Steve, thanks for your comments.
> The recent change to Pop11, that of making input/output locals be
> implicitly declared as "lvars" goes part of the way towards this.
> And because I believe that this is a highly desirable change, I
> am pleased to see it. Aaron's complaints about the change are, I
> think, not so much about the merit of the change but about the
> migration policy that was adopted
Yes. A (final) summary:
(a) some very old books and teach files will be made out of date, but I
am not so worried about that as I am not sure they are used much -- but
those in the poplog system should have been updated. Fortunately making
input and output variables default to lvars will hardly affect
documentation and libraries I've produced over the last five or six
years as I've been using lvars explicitly anyway;
(b) disallowing a combined dlocal and permanent declaration has no
justification. (I am not convinced by any of the arguments so far
adduced). (Maybe the real justification has something to do with POPC,
though I'll be very surprised if anyone outside Sussex and ISL ever
wraps their brain around POPC.)
(c) allowing a global compile_mode switch rather than introducing new
syntax for the new defaults seems to me to be a recipe for long term
problems as there will be code fragments that people will develop under
different assumptions, and then the attempts to combine them will not
work. (I am not talking about professional software engineers, but
students, harrassed and overworked teachers, non-serious users, etc. But
it could afflict some professionals too: not all of them will remember
to put the appropriate compile_mode declaration in every file, if they
have been using the "global" option.)
I assume the developers could not face replacing all occurrences of
"define... enddefine" with "defun ... enddefun", and replacing
"procedure .... endprocedure" with "lamda ... endlambda", or whatever.

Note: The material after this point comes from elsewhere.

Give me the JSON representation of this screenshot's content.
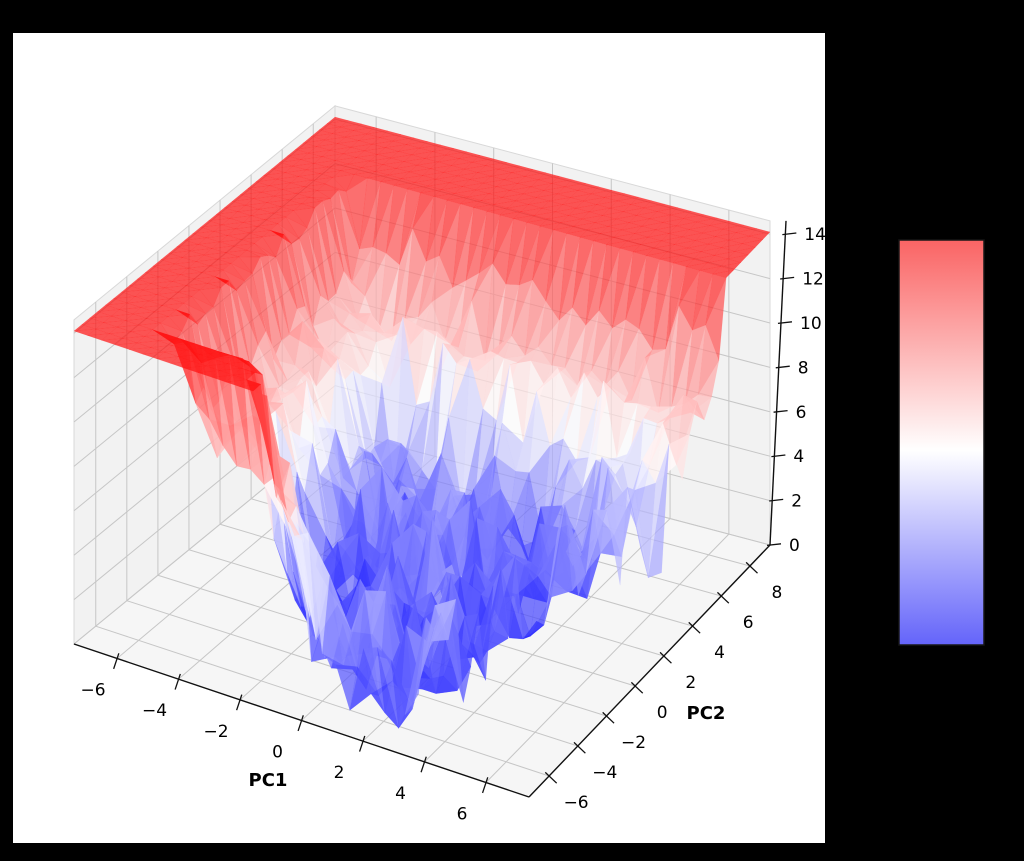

That would have made it easy to write an appendix to the primer on the
new syntax for pop95.
Your idea of a new file suffix for a new subsystem is better than using
the compile_mode declaration, but I still think people will transfer
bits of code and get into unnecessary muddles. If the procedure header
syntax were new, the muddles would not arise. I think that once define
and procedure had new (optional) replacements then "for" and other
things would not need a new syntax: the new semantics could go with the
procedure header, which would normally be visible as a clear reminder.
Anyhow, that's water under the bridge now.
> ....
> The missing category of contant-lexical
> variables is sorely missed in Pop11. (N.B. lconstant is
> an entirely different concept, despite the name.)
yes. Something like "lprotect" ?
Also I seem to recall, from discussions with Rob Duncan about 6 or seven
years ago that we decided there was a need for a type 4 lexical, for
optimising things like ML. But I can't now remember what that was.
Perhaps he does. Maybe something between type 2 and type 3.
> ...
> All these suggestions need justifying and I don't propose to
> do that here since the arguments are extensive. However, all these
> ideas are present in Pepper and this is a demonstration of how
> they all play together marvellously to create a simpler language
> that is (in my view) easier, safer and more natural to program
> with.
Maybe that's where the future of Pop-11 lies, not in Poplog perhaps, but
as a stand-alone, single language system. When will others have access
to it? I assume HP would not wish to turn it into a product?